Research within the Computational Science and Engineering theme embeds fundamental developments in algorithms and cutting edge computational modelling within a framework that is guided by end-user pull. We primarily focus on fast, efficient and reliable numerical algorithms for the computational solution of partial differential equations (PDEs), and on the challenge of scale in scientific and information visualization. Members of the theme also contribute to the School’s research into Applied Computing in Biology, Medicine and Health.
In PDEs we have a long-standing international reputation for work on unstructured mesh adaption and mesh quality. Furthermore, in collaboration with both industrial and academic partners, this research has resulted in computational techniques, and software, that has been widely applied: in areas such as combustion, lubrication, atmospheric dispersion, river and harbour flows, and many more.
Scientific visualization (scivis), deals largely with numeric data, for example from climate simulation, geophysical surveys or medical scanners, whereas information visualization (infovis) works with discrete/symbolic data, for example relational databases, biological networks, or web logs. Our visualization research offers three main contributions:
(i) computational topology and other mathematical tools supporting analysis and abstraction,
(ii) graphical interfaces, including large scale displays, for working with and navigating through data,
(iii) systems and software for exploration and analysis of large datasets.
We run a regular seminar series featuring talks from theme members, related researchers across the university and also external speakers. Our facilities include two wall-sized ultra-high resolution displays, and virtual reality peripheral devices and displays. We also make substantial use of the Leeds’ high-performance computing (HPC) resources. The Computational PDEs Unit provides research and consultancy in the form of problem solving expertise and software to industry and to academic researchers alike.
We often have opportunities within the theme, especially for highly motivated graduates with a good first degree (or Masters) in a mathematical, computational or engineering discipline, wishing to undertake studies towards a PhD. Please contact one of us for further information.
Examples of the importance and impact of our research are as follows:
Fundamental work on moving finite elements, adaptive meshes and the computational simulation of free-flowing surface phenomena, in collaboration with groups in Engineering, has commercially-important applications in printing on textiles using ink-jet technology and the spin-coating of non-smooth surfaces.
A long-standing collaboration with Shell Global Solutions has led to the development of state-of-the-art software for commercially-important lubrication problems. This research programme has included the development of efficient solvers, parallel computing strategies and the use of Grid technologies.

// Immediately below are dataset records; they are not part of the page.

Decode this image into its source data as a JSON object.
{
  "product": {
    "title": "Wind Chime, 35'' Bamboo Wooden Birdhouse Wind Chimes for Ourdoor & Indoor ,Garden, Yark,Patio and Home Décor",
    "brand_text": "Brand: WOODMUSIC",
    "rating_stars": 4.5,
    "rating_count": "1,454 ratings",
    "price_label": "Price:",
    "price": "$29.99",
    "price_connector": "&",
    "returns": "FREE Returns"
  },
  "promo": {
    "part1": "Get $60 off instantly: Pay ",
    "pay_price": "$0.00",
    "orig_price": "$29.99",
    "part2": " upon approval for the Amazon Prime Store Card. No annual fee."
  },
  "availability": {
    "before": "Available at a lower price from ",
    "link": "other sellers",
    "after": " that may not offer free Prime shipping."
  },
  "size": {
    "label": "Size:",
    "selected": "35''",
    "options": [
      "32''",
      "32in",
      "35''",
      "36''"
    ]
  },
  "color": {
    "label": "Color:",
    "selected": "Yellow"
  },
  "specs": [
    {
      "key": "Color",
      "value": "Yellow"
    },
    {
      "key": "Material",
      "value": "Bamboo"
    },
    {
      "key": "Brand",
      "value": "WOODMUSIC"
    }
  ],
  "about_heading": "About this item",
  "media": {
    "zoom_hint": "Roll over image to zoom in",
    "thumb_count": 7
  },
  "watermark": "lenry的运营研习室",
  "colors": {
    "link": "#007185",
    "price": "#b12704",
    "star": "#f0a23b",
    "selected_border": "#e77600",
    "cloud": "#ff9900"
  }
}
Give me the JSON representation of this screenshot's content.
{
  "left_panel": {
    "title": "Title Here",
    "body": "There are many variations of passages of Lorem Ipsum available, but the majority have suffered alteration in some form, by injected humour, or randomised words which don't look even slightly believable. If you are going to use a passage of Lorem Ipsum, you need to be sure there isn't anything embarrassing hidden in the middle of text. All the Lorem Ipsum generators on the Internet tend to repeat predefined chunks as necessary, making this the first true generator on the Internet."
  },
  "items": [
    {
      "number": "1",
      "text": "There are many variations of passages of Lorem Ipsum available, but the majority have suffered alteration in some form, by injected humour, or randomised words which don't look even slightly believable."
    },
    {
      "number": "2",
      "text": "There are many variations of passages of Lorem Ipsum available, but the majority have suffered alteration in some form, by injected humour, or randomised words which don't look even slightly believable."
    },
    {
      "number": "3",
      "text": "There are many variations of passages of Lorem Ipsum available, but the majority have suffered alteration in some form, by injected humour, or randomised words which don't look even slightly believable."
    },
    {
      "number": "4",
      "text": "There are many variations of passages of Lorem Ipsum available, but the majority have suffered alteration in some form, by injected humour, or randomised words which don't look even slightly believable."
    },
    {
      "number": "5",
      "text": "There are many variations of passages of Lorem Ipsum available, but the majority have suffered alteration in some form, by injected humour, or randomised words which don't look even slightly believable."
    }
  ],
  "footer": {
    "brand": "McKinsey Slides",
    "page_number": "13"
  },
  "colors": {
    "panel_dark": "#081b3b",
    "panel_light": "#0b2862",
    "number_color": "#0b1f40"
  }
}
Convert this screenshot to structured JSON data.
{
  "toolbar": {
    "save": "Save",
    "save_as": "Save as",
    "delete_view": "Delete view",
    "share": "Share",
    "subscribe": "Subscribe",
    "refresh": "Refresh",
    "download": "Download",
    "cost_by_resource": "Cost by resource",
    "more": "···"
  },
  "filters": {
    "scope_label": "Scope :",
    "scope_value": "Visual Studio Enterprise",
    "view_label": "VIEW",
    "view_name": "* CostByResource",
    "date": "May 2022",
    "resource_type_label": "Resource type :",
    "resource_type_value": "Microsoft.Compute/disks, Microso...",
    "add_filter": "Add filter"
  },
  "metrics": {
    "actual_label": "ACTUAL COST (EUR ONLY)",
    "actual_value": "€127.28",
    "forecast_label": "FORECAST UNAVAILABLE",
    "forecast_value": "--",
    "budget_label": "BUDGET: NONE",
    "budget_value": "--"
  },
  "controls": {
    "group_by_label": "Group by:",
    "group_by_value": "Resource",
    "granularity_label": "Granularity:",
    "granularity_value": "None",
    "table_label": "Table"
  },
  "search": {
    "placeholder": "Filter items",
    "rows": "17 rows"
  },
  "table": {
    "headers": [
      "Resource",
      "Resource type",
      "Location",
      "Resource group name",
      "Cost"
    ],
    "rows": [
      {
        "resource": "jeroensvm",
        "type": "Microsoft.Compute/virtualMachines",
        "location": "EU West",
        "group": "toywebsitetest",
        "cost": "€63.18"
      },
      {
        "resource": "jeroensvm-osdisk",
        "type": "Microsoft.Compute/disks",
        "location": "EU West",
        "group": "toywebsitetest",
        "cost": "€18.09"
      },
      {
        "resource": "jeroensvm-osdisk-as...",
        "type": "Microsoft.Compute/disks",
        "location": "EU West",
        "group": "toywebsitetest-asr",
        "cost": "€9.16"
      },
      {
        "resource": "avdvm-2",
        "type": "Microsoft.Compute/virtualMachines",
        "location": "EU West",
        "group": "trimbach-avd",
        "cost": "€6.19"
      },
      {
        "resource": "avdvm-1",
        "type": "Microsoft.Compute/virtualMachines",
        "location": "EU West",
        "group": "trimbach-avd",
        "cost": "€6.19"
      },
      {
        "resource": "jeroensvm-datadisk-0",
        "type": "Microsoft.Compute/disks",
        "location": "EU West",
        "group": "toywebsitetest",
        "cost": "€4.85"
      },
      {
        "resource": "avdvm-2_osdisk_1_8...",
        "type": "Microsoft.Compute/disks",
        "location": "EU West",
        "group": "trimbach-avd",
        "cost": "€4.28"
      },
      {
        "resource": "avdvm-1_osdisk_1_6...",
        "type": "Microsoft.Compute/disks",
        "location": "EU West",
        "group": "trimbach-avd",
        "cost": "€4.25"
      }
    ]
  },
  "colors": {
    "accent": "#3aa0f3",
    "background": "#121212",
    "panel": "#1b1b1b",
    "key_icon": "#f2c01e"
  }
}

The Multifield Extension of Topological Analysis (META) project will address a major shortcoming in visualization techniques, the limited tools available for analysing multiple fields of data, and the result will deliver a new technology for understanding data in the physical sciences, engineering and medicine. Academic beneficiaries will include visualization researchers and end-users, and computational science communities.
Our virtual microscope research aims to develop a visualization system that out-performs the conventional microscope for cancer diagnosis. A wall-sized version of our virtual microscope is already in use for specialist histopathology training in St James' Hospital. A by-product of our research is that we have developed user interfaces that allow users to efficiently navigate collections of gigantic digital images. The research was one of "100 ground breaking pieces of research" that were featured in Research Council UK's Big Ideas for the Future report (see p27).
Virtual reality and numerical modelling research into tolerance stack-up has been exploited by Icona Solutions, a spin-out company from the School of Computing. Icona's software allows designers to visualize the impact of manufacturing variation on the perceived quality of products, and Icona's customers read like a who's who of the automotive industry (Porsche, Mercedes-Benz, Bentley, JCB, etc.). The original research was led by Prof Peter Dew.